Audit Fees(1)  $54,954   $47,212   $57,794 
Audit-Related Fees(2)  $74,109   $43,897   $6,715(3)
Tax Fees(3)  $3,279   $4,138   $4,070 
All Other Fees(4)  $30,656   $40,936(5)  $5,079(6)
Total:  $162,998   $136,183   $73,658 

 

Notes:

 

  (1) Aggregate fees billed by the auditor (or accrued) for assurance and related services that are reasonably related to the performance of the audit of the Company’s financial statements.
     
  (2) Aggregate fees billed by the auditor (or accrued) for assurance and related services that are reasonably related to the performance of the audit or review of the Company’s financial statements.
     
  (3) Aggregate fees billed by the auditor (or accrued) for professional services rendered for tax compliance, tax advice and tax planning.
     
  (4) Aggregate fees billed by the auditor (or accrued) for assurance and related services that are reasonably related to the performance of the review of the Company’s registration statement on Form F-1 (in connection with the Public Offering).

 

ADDITIONAL INFORMATION

 

Additional information relating to the Company may be found under its profile on SEDAR at www.sedar.com.
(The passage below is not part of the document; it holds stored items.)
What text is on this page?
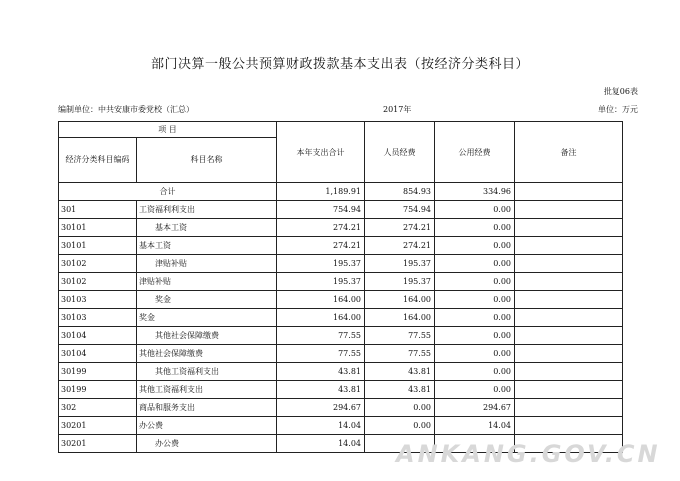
部门决算一般公共预算财政拨款基本支出表（按经济分类科目）
批复06表
编制单位：中共安康市委党校（汇总）	2017年	单位：万元
项 目		本年支出合计	人员经费	公用经费	备注
经济分类科目编码	科目名称				
合计		1,189.91	854.93	334.96	
301	工资福利利支出	754.94	754.94	0.00	
30101	基本工资	274.21	274.21	0.00	
30101	基本工资	274.21	274.21	0.00	
30102	津贴补贴	195.37	195.37	0.00	
30102	津贴补贴	195.37	195.37	0.00	
30103	奖金	164.00	164.00	0.00	
30103	奖金	164.00	164.00	0.00	
30104	其他社会保障缴费	77.55	77.55	0.00	
30104	其他社会保障缴费	77.55	77.55	0.00	
30199	其他工资福利支出	43.81	43.81	0.00	
30199	其他工资福利支出	43.81	43.81	0.00	
302	商品和服务支出	294.67	0.00	294.67	
30201	办公费	14.04	0.00	14.04	
30201	办公费	14.04			ANKANG.GOV.CN
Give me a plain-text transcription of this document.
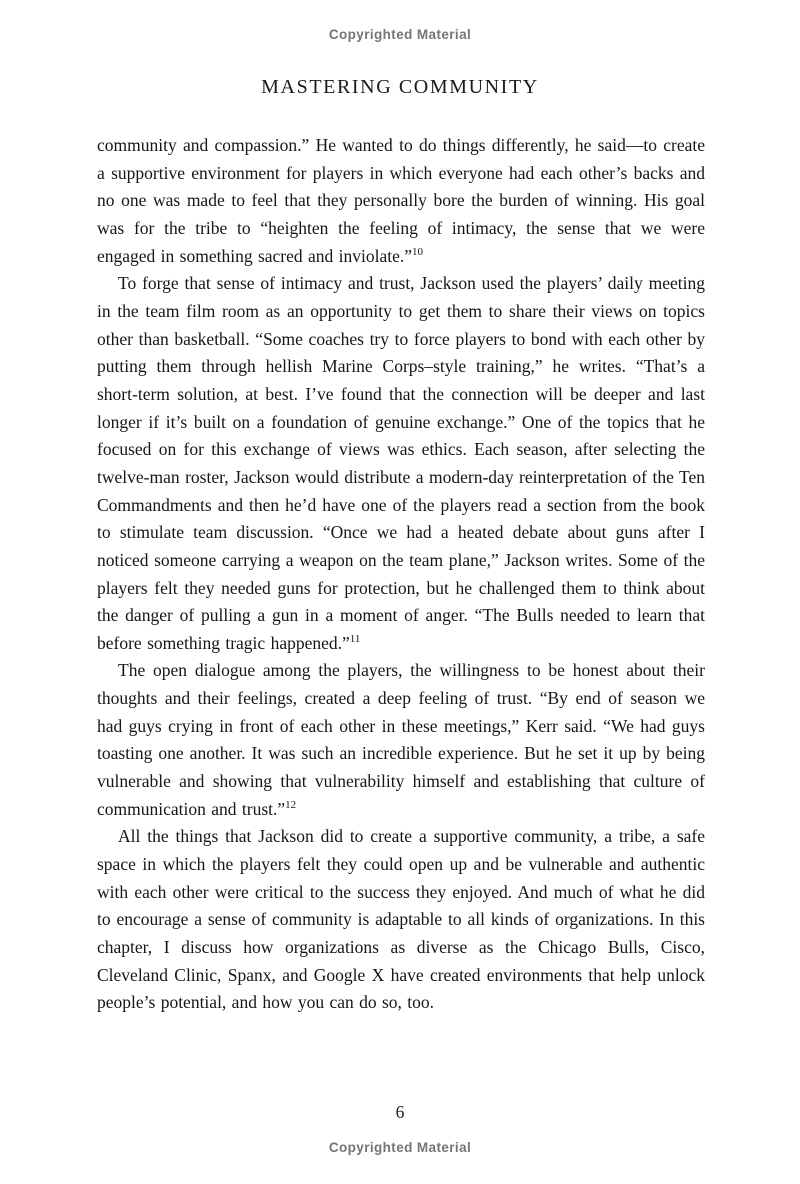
Copyrighted Material
MASTERING COMMUNITY

community and compassion.” He wanted to do things differently, he said—to create a supportive environment for players in which everyone had each other’s backs and no one was made to feel that they personally bore the burden of winning. His goal was for the tribe to “heighten the feeling of intimacy, the sense that we were engaged in something sacred and inviolate.”$^{10}$

To forge that sense of intimacy and trust, Jackson used the players’ daily meeting in the team film room as an opportunity to get them to share their views on topics other than basketball. “Some coaches try to force players to bond with each other by putting them through hellish Marine Corps–style training,” he writes. “That’s a short-term solution, at best. I’ve found that the connection will be deeper and last longer if it’s built on a foundation of genuine exchange.” One of the topics that he focused on for this exchange of views was ethics. Each season, after selecting the twelve-man roster, Jackson would distribute a modern-day reinterpretation of the Ten Commandments and then he’d have one of the players read a section from the book to stimulate team discussion. “Once we had a heated debate about guns after I noticed someone carrying a weapon on the team plane,” Jackson writes. Some of the players felt they needed guns for protection, but he challenged them to think about the danger of pulling a gun in a moment of anger. “The Bulls needed to learn that before something tragic happened.”$^{11}$

The open dialogue among the players, the willingness to be honest about their thoughts and their feelings, created a deep feeling of trust. “By end of season we had guys crying in front of each other in these meetings,” Kerr said. “We had guys toasting one another. It was such an incredible experience. But he set it up by being vulnerable and showing that vulnerability himself and establishing that culture of communication and trust.”$^{12}$

All the things that Jackson did to create a supportive community, a tribe, a safe space in which the players felt they could open up and be vulnerable and authentic with each other were critical to the success they enjoyed. And much of what he did to encourage a sense of community is adaptable to all kinds of organizations. In this chapter, I discuss how organizations as diverse as the Chicago Bulls, Cisco, Cleveland Clinic, Spanx, and Google X have created environments that help unlock people’s potential, and how you can do so, too.

6
Copyrighted Material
Additional information, including directors’ and officers’ remuneration and indebtedness, principal holders of BriaCell securities, and securities authorized for issuance under the Stock Option Plan can be found in BriaCell’s Management Information Circular dated April 16, 2021 and filed under BriaCell’s profile on SEDAR. Additional financial information is provided in BriaCell’s annual financial statements and Management’s Discussion and Analysis for the year ended July 31, 2021, and the Management’s Discussion and Analysis for the year ended July 31, 2021, also filed under BriaCell’s profile on SEDAR.